Strategy
INTERVIEW: The US And Singapore: Slightly Different Markets Seeking Connections
Family Wealth Report speaks to Withers about its recent expansion in Asia.
Withers Bergman recently established a Formal Law Alliance with Singapore-based KhattarWong, enabling the two firms to provide US, UK and Singapore legal services through what will operate as Withers KhattarWong in April.
The move represents a strengthening of ties between the US and Asia as a part of a wider trend of globalization whereby individuals – particularly wealthy ones – are increasingly international, with business and personal interests abroad.
While the world may feel like a smaller place, financial needs, at both the enterprise and individual level, have become more complex. This has created enormous opportunity for the wealth management industry, particularly given how the sector’s landscape differs across various global regions, driven, among other factors, by rates of wealth creation.
The Singaporean market is young, although beginning to experience the strains of generational change. The explosion of wealth there is however largely in the hands of first-generation individuals, Ivan Sacks of Withers told Family Wealth Report. Planning for family business succession and governance are hot topics in Asia-Pacific today.
By contrast, the US has a longer history in terms of the development of a family office market, with many looking to Asia for direct and long-term investments.
“Another thing that is very true about the market in Singapore is that it is very mobile – many individuals are immigrating, emigrating and making investments in the US,” Sacks, who is the New York-based global chairman at Withers, said.
In his words: “They are slightly different markets – but they're seeking connections with each other.”
Highlighting this as a growing trend, Citi Private Bank’s North America Asian Clients Group recently expanded into a fourth US market - Seattle, WA – in a bid to capture additional market share from what it said is “one of the world’s fastest growing ultra high net worth segments.”
Indeed, Asia-Pacific recorded the biggest increase in high net worth individual population, at 17.3 per cent, according to the World Wealth Report 2014. This growth also narrowed the gap on North America—the region with the largest HNWI population at 4.33 million—to just 10,000 individuals. As predicted in the 2013 report, Asia-Pacific is expected to have the largest high net worth individual population by 2014 as well as the most wealth by 2015.
Growth in the region is creating opportunity for firms such as Withers to “add value for clients” who are, for example, looking to send their children to school in the US, seeking immigration visas or citizenship there or elsewhere – and indeed vice versa – said Sacks.

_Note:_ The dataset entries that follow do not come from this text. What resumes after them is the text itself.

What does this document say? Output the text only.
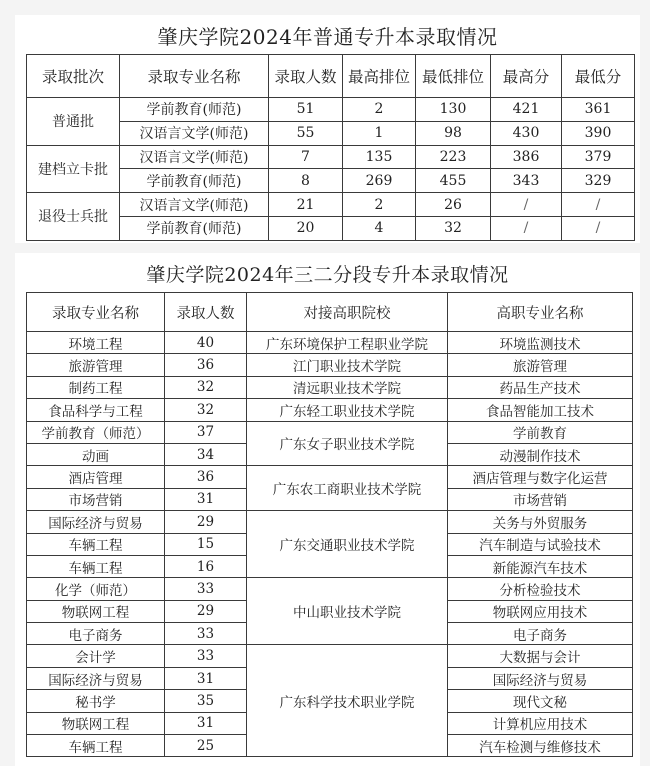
肇庆学院2024年普通专升本录取情况
录取批次	录取专业名称	录取人数	最高排位	最低排位	最高分	最低分
普通批	学前教育(师范)	51	2	130	421	361
	汉语言文学(师范)	55	1	98	430	390
建档立卡批	汉语言文学(师范)	7	135	223	386	379
	学前教育(师范)	8	269	455	343	329
退役士兵批	汉语言文学(师范)	21	2	26	/	/
	学前教育(师范)	20	4	32	/	/
肇庆学院2024年三二分段专升本录取情况
录取专业名称	录取人数	对接高职院校	高职专业名称
环境工程	40	广东环境保护工程职业学院	环境监测技术
旅游管理	36	江门职业技术学院	旅游管理
制药工程	32	清远职业技术学院	药品生产技术
食品科学与工程	32	广东轻工职业技术学院	食品智能加工技术
学前教育（师范）	37	广东女子职业技术学院	学前教育
动画	34		动漫制作技术
酒店管理	36	广东农工商职业技术学院	酒店管理与数字化运营
市场营销	31		市场营销
国际经济与贸易	29	广东交通职业技术学院	关务与外贸服务
车辆工程	15		汽车制造与试验技术
车辆工程	16		新能源汽车技术
化学（师范）	33	中山职业技术学院	分析检验技术
物联网工程	29		物联网应用技术
电子商务	33		电子商务
会计学	33	广东科学技术职业学院	大数据与会计
国际经济与贸易	31		国际经济与贸易
秘书学	35		现代文秘
物联网工程	31		计算机应用技术
车辆工程	25		汽车检测与维修技术
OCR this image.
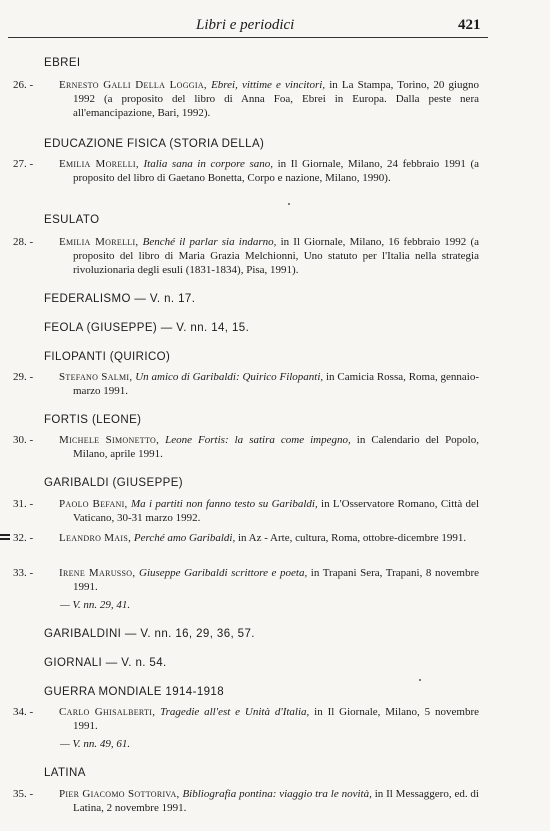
Libri e periodici	421
EBREI
26. -	Ernesto Galli Della Loggia, Ebrei, vittime e vincitori, in La Stampa, Torino, 20 giugno 1992 (a proposito del libro di Anna Foa, Ebrei in Europa. Dalla peste nera all'emancipazione, Bari, 1992).
EDUCAZIONE FISICA (STORIA DELLA)
27. -	Emilia Morelli, Italia sana in corpore sano, in Il Giornale, Milano, 24 febbraio 1991 (a proposito del libro di Gaetano Bonetta, Corpo e nazione, Milano, 1990).
ESULATO
28. -	Emilia Morelli, Benché il parlar sia indarno, in Il Giornale, Milano, 16 febbraio 1992 (a proposito del libro di Maria Grazia Melchionni, Uno statuto per l'Italia nella strategia rivoluzionaria degli esuli (1831-1834), Pisa, 1991).
FEDERALISMO — V. n. 17.
FEOLA (GIUSEPPE) — V. nn. 14, 15.
FILOPANTI (QUIRICO)
29. -	Stefano Salmi, Un amico di Garibaldi: Quirico Filopanti, in Camicia Rossa, Roma, gennaio-marzo 1991.
FORTIS (LEONE)
30. -	Michele Simonetto, Leone Fortis: la satira come impegno, in Calendario del Popolo, Milano, aprile 1991.
GARIBALDI (GIUSEPPE)
31. -	Paolo Befani, Ma i partiti non fanno testo su Garibaldi, in L'Osservatore Romano, Città del Vaticano, 30-31 marzo 1992.
32. -	Leandro Mais, Perché amo Garibaldi, in Az - Arte, cultura, Roma, ottobre-dicembre 1991.
33. -	Irene Marusso, Giuseppe Garibaldi scrittore e poeta, in Trapani Sera, Trapani, 8 novembre 1991.
— V. nn. 29, 41.
GARIBALDINI — V. nn. 16, 29, 36, 57.
GIORNALI — V. n. 54.
GUERRA MONDIALE 1914-1918
34. -	Carlo Ghisalberti, Tragedie all'est e Unità d'Italia, in Il Giornale, Milano, 5 novembre 1991.
— V. nn. 49, 61.
LATINA
35. -	Pier Giacomo Sottoriva, Bibliografia pontina: viaggio tra le novità, in Il Messaggero, ed. di Latina, 2 novembre 1991.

“We are in a phase that is very challenging today because all sophisticated advice to families of significant wealth today implicates international issues,” Sacks said.
“Families are increasingly international whether on a personal level or residential level, with marriages, moving for work, or investing for diversification, etc. That pulls you into areas that are very demanding such as in tax compliance, property regimes and forced heirship. There is a lot of exposure for those that are investing across borders, so they need to make sure they do it right.”
Withers KhattarWong
With offices already in Hong Kong and Singapore, the alliance has
created a “permanent commitment to local capability” for Withers,
Sacks said.
Withers' Singapore office has nine lawyers, including six
partners, offering tax and estate planning, corporate,
cross-border dispute resolution and arbitration advice.
KhattarWong has over 70 attorneys in practices including banking,
finance and property; corporate and securities; criminal
litigation; intellectual property and technology; litigation and
dispute resolution; and tax and private client.
Through working together as Withers KhattarWong, the alliance
will offer corporations, institutions, individuals and families
in South East Asia a range of wealth planning, litigation and
arbitration and commercial legal capabilities.
Crucially, these services, according to Withers managing
director, Margaret Robertson, are currently “not adequately
provided in the market.”
And yet Singapore is, “without question,” the financial and legal
center of South East Asia and has the highest concentration of
millionaire households in the world, noted Withers’ Singapore
office head, Jay Krause, when the announcement was made earlier
this month.
“This alone is enough to illustrate its importance to us, which
only stands to increase as other economies in the region reach
critical mass and seek to engage more fully with the global
economy,” Krause added.
“The creation of Withers KhattarWong follows closely on the launch of Withers SBL, our new alliance in Australia and, taken together, these developments give us a substantially more significant presence through which we can assist clients in this hemisphere.”
As part of the move, the entire KhattarWong partnership will also
become partners at Withers.
Sacks said Asia is currently the fastest-growing region at
Withers, although it is still the smallest by absolute
numbers.
“With this move we could expect it to continue to grow,” he
added. “The demographic of wealth is exploding there; we're
trying to go where our clients' needs are.”
Long-term, Withers anticipates that a third of revenues will come
from Europe, a third from the US and another third from Asia.